New Desiderata for Direct Preference Optimization
Xiangkun Hu, Tong He, David Wipf
TL;DR
The paper addresses the instability and interpolation limitations of direct preference optimization (DPO) and its descendants in aligning large language models with human preferences. It introduces TYPO, a new loss with supervised and unsupervised components designed to preserve strong reference behavior in good regions while improving weak regions, and to satisfy interpolation criteria without relying on RLHF reparameterizations that break under practical constraints. The authors provide theoretical results showing that traditional DPO-family losses cannot simultaneously preserve the BT-optimal policy in favorable prompts and improve elsewhere, and they demonstrate that TYPO achieves BT-like preservation in good regions and SIC interpolation overall. Empirically, TYPO exhibits strong interpolation toward $\pi^*$ in synthetic tests, preserves optimal behavior on favorable prompts, remains robust to optimization constraints, and performs competitively on real-world Anthropic HH data. These findings suggest TYPO as a practical, constraint-robust alternative for aligning LLMs with human preferences, with implications for safer and more reliable alignment in real-world deployments.
Abstract
Large language models in the past have typically relied on some form of reinforcement learning with human feedback (RLHF) to better align model responses with human preferences.
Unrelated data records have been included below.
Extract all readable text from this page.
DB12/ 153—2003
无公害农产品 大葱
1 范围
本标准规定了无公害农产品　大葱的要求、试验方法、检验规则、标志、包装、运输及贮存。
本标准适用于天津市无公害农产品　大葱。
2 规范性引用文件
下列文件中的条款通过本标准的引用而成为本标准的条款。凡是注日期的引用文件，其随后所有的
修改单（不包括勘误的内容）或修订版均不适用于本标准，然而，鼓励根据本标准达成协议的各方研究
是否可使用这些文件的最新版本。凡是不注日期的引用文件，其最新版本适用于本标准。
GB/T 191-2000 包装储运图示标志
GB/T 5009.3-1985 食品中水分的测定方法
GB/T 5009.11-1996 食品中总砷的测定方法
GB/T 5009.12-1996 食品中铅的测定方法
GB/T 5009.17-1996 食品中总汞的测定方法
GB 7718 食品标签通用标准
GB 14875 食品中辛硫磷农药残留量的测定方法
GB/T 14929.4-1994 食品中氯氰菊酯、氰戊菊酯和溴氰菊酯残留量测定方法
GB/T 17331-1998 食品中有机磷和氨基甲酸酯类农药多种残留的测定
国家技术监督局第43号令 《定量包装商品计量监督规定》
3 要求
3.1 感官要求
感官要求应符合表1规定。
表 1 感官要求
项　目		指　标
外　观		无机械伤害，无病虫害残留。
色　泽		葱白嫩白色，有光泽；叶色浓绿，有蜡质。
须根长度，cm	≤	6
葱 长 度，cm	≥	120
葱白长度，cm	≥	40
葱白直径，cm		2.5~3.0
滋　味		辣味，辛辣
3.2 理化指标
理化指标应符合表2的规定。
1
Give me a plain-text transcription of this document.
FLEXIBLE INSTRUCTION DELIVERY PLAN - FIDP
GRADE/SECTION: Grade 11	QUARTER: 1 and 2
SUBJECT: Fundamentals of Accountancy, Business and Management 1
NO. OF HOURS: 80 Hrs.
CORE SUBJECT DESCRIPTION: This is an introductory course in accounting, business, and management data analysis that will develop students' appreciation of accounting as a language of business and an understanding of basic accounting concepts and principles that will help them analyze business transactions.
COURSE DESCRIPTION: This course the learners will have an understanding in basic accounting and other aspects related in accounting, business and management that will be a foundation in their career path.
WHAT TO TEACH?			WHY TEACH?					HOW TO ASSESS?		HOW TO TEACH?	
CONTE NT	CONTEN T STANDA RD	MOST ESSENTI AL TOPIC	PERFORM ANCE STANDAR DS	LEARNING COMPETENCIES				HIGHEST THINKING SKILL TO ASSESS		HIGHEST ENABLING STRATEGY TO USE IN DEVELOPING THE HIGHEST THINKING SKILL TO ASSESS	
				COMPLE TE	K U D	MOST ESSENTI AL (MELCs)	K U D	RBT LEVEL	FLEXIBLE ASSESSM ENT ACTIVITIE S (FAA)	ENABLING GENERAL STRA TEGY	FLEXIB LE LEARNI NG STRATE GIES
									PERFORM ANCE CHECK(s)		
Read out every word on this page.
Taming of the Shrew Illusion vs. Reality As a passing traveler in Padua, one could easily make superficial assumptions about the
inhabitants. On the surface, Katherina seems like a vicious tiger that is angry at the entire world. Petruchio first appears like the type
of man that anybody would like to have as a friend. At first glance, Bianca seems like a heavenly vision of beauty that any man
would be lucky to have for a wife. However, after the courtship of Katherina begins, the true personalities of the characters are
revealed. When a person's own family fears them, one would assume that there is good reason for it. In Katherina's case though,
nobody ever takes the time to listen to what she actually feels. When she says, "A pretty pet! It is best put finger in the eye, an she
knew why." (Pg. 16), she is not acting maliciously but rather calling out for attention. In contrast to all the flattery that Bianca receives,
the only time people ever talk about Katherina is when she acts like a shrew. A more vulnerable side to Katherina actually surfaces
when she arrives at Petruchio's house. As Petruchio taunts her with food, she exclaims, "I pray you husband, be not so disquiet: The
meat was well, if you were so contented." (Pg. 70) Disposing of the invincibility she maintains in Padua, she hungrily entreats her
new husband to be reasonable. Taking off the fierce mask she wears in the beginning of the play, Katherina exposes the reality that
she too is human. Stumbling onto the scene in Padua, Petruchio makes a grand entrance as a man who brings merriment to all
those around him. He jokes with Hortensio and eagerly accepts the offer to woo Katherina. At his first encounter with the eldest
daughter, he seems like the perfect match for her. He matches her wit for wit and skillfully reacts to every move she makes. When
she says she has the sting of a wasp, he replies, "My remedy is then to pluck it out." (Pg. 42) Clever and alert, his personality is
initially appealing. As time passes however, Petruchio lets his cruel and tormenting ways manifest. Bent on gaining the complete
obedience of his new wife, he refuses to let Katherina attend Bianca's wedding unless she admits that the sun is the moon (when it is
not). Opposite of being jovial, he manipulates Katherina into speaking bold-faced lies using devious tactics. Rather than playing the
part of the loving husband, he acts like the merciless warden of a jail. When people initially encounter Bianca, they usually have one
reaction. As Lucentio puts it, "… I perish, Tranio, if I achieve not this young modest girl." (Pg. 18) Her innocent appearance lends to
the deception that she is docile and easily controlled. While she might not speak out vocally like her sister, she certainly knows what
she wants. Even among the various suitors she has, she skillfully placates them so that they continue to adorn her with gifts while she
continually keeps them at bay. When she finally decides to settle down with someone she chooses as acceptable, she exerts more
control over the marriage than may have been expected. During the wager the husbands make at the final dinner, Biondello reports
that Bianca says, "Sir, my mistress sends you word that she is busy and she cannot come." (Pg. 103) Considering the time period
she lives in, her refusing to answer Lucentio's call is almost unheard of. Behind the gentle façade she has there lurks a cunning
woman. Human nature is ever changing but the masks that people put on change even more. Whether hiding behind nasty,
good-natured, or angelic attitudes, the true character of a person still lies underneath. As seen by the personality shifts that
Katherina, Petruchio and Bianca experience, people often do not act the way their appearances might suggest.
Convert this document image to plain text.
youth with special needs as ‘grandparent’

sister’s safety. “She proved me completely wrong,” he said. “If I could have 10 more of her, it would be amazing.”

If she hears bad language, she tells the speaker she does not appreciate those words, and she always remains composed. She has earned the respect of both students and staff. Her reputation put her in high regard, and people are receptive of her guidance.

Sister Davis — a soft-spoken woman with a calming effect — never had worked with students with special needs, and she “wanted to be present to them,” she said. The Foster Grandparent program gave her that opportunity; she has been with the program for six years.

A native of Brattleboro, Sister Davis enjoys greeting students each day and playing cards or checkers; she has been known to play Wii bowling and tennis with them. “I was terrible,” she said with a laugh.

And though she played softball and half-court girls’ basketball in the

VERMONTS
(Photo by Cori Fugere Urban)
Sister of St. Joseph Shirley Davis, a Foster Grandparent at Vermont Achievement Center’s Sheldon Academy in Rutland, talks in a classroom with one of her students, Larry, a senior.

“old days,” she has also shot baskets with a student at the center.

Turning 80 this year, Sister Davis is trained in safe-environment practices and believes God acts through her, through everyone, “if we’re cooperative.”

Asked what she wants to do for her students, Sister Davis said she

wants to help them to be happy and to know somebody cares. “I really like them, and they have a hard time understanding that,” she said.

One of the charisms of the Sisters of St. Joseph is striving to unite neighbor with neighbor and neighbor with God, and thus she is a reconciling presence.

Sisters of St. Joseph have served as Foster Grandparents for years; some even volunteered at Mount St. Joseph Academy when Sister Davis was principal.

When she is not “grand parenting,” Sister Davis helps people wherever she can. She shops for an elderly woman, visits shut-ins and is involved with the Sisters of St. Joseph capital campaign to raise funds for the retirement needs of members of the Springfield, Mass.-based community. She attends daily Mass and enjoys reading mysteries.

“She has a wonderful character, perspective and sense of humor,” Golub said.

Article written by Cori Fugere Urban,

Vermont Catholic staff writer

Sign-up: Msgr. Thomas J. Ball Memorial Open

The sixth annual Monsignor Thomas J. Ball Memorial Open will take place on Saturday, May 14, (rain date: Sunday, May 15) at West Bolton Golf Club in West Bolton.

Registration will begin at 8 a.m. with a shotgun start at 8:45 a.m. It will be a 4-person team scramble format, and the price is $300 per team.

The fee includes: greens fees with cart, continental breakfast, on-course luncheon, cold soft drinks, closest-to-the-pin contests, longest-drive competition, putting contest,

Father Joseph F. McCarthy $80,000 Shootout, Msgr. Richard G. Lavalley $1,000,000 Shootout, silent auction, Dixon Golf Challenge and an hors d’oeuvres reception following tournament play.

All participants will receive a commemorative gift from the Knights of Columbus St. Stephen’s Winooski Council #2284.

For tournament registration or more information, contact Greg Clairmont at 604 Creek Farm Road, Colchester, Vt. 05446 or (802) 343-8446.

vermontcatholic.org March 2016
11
However, because of oft-observed instabilities when implementing these RLHF pipelines, various reparameterization techniques have recently been introduced to sidestep the need for separately learning an RL reward model. Instead, directly fine-tuning for human preferences is achieved via the minimization of a single closed-form training objective, a process originally referred to as direct preference optimization (DPO) and followed by several notable descendants. Although effective in certain real-world settings, we introduce new evaluation criteria that serve to highlight unresolved shortcomings in the ability of existing DPO methods to interpolate between a pre-trained reference model and empirical measures of human preferences, as well as unavoidable trade-offs in how low- and high-quality responses are regularized and constraints are handled. Our insights then motivate an alternative DPO-like loss that provably mitigates these limitations. Empirical results serve to corroborate notable aspects of our analyses.